FARC funding squeeze driving attacks on oil and mining-minister

(Reuters) – Colombia’s FARC rebels have stepped up extortion and attacks on the oil and mining industries to finance their war as changes to the way the government distributes industry royalties have cut into the group’s revenues, the energy minister said on Monday.

More than a decade-long offensive by U.S.-backed troops has squeezed the fund-raising of the Revolutionary Armed Forces of Colombia, pushing them deeper into inhospitable jungle and making it harder to raise cash from the drug trade.

Now, the FARC has switched from attacking the oil and mining industries for mostly political gain and instead hits corporate installations to sow fear and bring in money from extortion, the minister, Mauricio Cardenas, told local Caracol Radio.

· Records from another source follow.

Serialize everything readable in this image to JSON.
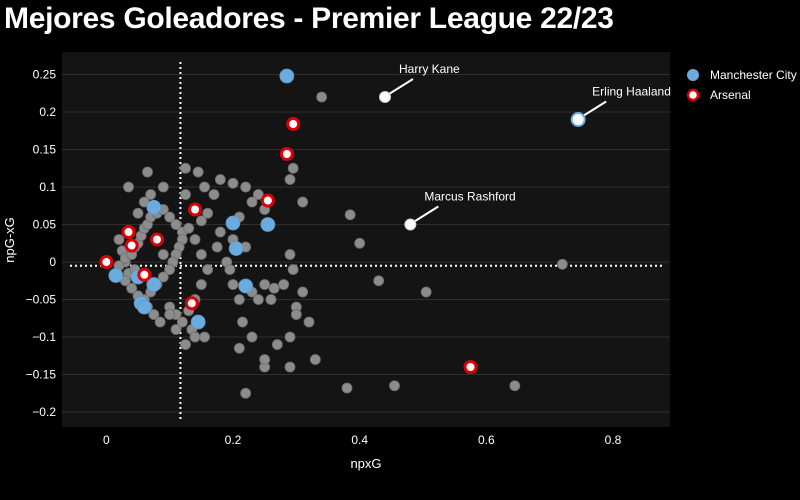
{
  "title": "Mejores Goleadores - Premier League 22/23",
  "chart_data": {
    "type": "scatter",
    "title": "Mejores Goleadores - Premier League 22/23",
    "xlabel": "npxG",
    "ylabel": "npG-xG",
    "xlim": [
      -0.07,
      0.89
    ],
    "ylim": [
      -0.22,
      0.28
    ],
    "xticks": [
      0,
      0.2,
      0.4,
      0.6,
      0.8
    ],
    "yticks": [
      -0.2,
      -0.15,
      -0.1,
      -0.05,
      0,
      0.05,
      0.1,
      0.15,
      0.2,
      0.25
    ],
    "grid": true,
    "legend_position": "right",
    "reference_lines": {
      "x": 0.117,
      "y": -0.005
    },
    "colors": {
      "background": "#000000",
      "plot_background": "#141414",
      "grid": "#2e2e2e",
      "other": "#8c8c8c",
      "manchester_city": "#6cabdd",
      "arsenal_fill": "#ffffff",
      "arsenal_edge": "#db0007",
      "annotated_fill": "#ffffff"
    },
    "series": [
      {
        "name": "",
        "points": [
          [
            0.02,
            0.03
          ],
          [
            0.025,
            0.015
          ],
          [
            0.03,
            0.0
          ],
          [
            0.035,
            -0.015
          ],
          [
            0.02,
            -0.005
          ],
          [
            0.03,
            0.005
          ],
          [
            0.04,
            0.01
          ],
          [
            0.045,
            0.02
          ],
          [
            0.05,
            0.025
          ],
          [
            0.055,
            0.035
          ],
          [
            0.06,
            0.045
          ],
          [
            0.065,
            0.05
          ],
          [
            0.07,
            0.06
          ],
          [
            0.08,
            0.065
          ],
          [
            0.09,
            0.07
          ],
          [
            0.1,
            0.06
          ],
          [
            0.11,
            0.05
          ],
          [
            0.12,
            0.04
          ],
          [
            0.05,
            0.065
          ],
          [
            0.06,
            0.08
          ],
          [
            0.07,
            0.09
          ],
          [
            0.065,
            0.12
          ],
          [
            0.035,
            0.1
          ],
          [
            0.09,
            0.1
          ],
          [
            0.125,
            0.09
          ],
          [
            0.12,
            0.03
          ],
          [
            0.115,
            0.02
          ],
          [
            0.11,
            0.01
          ],
          [
            0.105,
            0.0
          ],
          [
            0.1,
            -0.01
          ],
          [
            0.09,
            -0.02
          ],
          [
            0.08,
            -0.03
          ],
          [
            0.07,
            -0.04
          ],
          [
            0.06,
            -0.05
          ],
          [
            0.05,
            -0.045
          ],
          [
            0.04,
            -0.035
          ],
          [
            0.03,
            -0.025
          ],
          [
            0.045,
            -0.01
          ],
          [
            0.055,
            -0.02
          ],
          [
            0.065,
            -0.06
          ],
          [
            0.075,
            -0.07
          ],
          [
            0.085,
            -0.08
          ],
          [
            0.1,
            -0.06
          ],
          [
            0.11,
            -0.07
          ],
          [
            0.12,
            -0.08
          ],
          [
            0.135,
            -0.09
          ],
          [
            0.14,
            -0.1
          ],
          [
            0.125,
            -0.11
          ],
          [
            0.155,
            -0.1
          ],
          [
            0.13,
            -0.065
          ],
          [
            0.14,
            -0.05
          ],
          [
            0.15,
            -0.03
          ],
          [
            0.16,
            -0.01
          ],
          [
            0.15,
            0.01
          ],
          [
            0.14,
            0.03
          ],
          [
            0.13,
            0.045
          ],
          [
            0.15,
            0.055
          ],
          [
            0.16,
            0.065
          ],
          [
            0.17,
            0.09
          ],
          [
            0.18,
            0.11
          ],
          [
            0.155,
            0.1
          ],
          [
            0.145,
            0.12
          ],
          [
            0.125,
            0.125
          ],
          [
            0.18,
            0.04
          ],
          [
            0.175,
            0.02
          ],
          [
            0.19,
            0.0
          ],
          [
            0.2,
            0.03
          ],
          [
            0.21,
            0.06
          ],
          [
            0.22,
            0.1
          ],
          [
            0.2,
            0.105
          ],
          [
            0.23,
            0.08
          ],
          [
            0.24,
            0.09
          ],
          [
            0.25,
            0.07
          ],
          [
            0.22,
            0.02
          ],
          [
            0.195,
            -0.01
          ],
          [
            0.2,
            -0.03
          ],
          [
            0.21,
            -0.05
          ],
          [
            0.23,
            -0.04
          ],
          [
            0.24,
            -0.05
          ],
          [
            0.25,
            -0.03
          ],
          [
            0.26,
            -0.05
          ],
          [
            0.265,
            -0.035
          ],
          [
            0.28,
            -0.03
          ],
          [
            0.295,
            -0.01
          ],
          [
            0.3,
            -0.06
          ],
          [
            0.31,
            -0.04
          ],
          [
            0.29,
            -0.1
          ],
          [
            0.3,
            -0.07
          ],
          [
            0.32,
            -0.08
          ],
          [
            0.33,
            -0.13
          ],
          [
            0.29,
            -0.14
          ],
          [
            0.25,
            -0.14
          ],
          [
            0.22,
            -0.175
          ],
          [
            0.21,
            -0.115
          ],
          [
            0.215,
            -0.08
          ],
          [
            0.23,
            -0.1
          ],
          [
            0.25,
            -0.13
          ],
          [
            0.27,
            -0.11
          ],
          [
            0.29,
            0.01
          ],
          [
            0.29,
            0.11
          ],
          [
            0.31,
            0.08
          ],
          [
            0.295,
            0.125
          ],
          [
            0.34,
            0.22
          ],
          [
            0.4,
            0.025
          ],
          [
            0.385,
            0.063
          ],
          [
            0.43,
            -0.025
          ],
          [
            0.505,
            -0.04
          ],
          [
            0.455,
            -0.165
          ],
          [
            0.38,
            -0.168
          ],
          [
            0.645,
            -0.165
          ],
          [
            0.72,
            -0.003
          ],
          [
            0.1,
            -0.07
          ],
          [
            0.09,
            0.01
          ],
          [
            0.11,
            -0.09
          ]
        ]
      },
      {
        "name": "Manchester City",
        "points": [
          [
            0.285,
            0.248
          ],
          [
            0.075,
            0.073
          ],
          [
            0.2,
            0.052
          ],
          [
            0.255,
            0.05
          ],
          [
            0.205,
            0.018
          ],
          [
            0.015,
            -0.018
          ],
          [
            0.05,
            -0.02
          ],
          [
            0.075,
            -0.03
          ],
          [
            0.055,
            -0.055
          ],
          [
            0.06,
            -0.06
          ],
          [
            0.22,
            -0.032
          ],
          [
            0.145,
            -0.08
          ]
        ]
      },
      {
        "name": "Arsenal",
        "points": [
          [
            0.295,
            0.184
          ],
          [
            0.285,
            0.144
          ],
          [
            0.255,
            0.082
          ],
          [
            0.14,
            0.07
          ],
          [
            0.035,
            0.04
          ],
          [
            0.08,
            0.03
          ],
          [
            0.04,
            0.022
          ],
          [
            0.0,
            0.0
          ],
          [
            0.06,
            -0.017
          ],
          [
            0.135,
            -0.055
          ],
          [
            0.575,
            -0.14
          ]
        ]
      }
    ],
    "annotations": [
      {
        "label": "Harry Kane",
        "x": 0.44,
        "y": 0.22
      },
      {
        "label": "Erling Haaland",
        "x": 0.745,
        "y": 0.19
      },
      {
        "label": "Marcus Rashford",
        "x": 0.48,
        "y": 0.05
      }
    ]
  }
}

He said the government would continue to secure the infrastructure of Colombia’s oil and mining industries, which last year attracted the bulk of more than $13 billion in foreign direct investment.

The royalties reform – a constitutional amendment approved last year – aims to spread billions of dollars from oil and mining more evenly to regional governments and prevent corrupt officials passing money to insurgent groups and crime gangs.

“The guerrillas are now in a very difficult situation, they ran out of funding sources, and can no longer maintain ties to narco-traffickers. So they want to return to the practice of extorting oil companies,” Cardenas said.

The FARC, Latin America’s oldest insurgency, has doubled its attacks on oil and mining infrastructure in the last couple of years, with more than 40 bombings already in 2012.

Last week the FARC killed five contracters working for state-owned Ecopetrol in the southern Putumayo province.

Cardenas urged companies to reject extortion demands and reiterated the government’s stance that any “foreign company engaged in this practice would be expelled from the country.”

Colombia is Latin America’s fourth-biggest crude producer and the world’s fourth-largest coal exporter.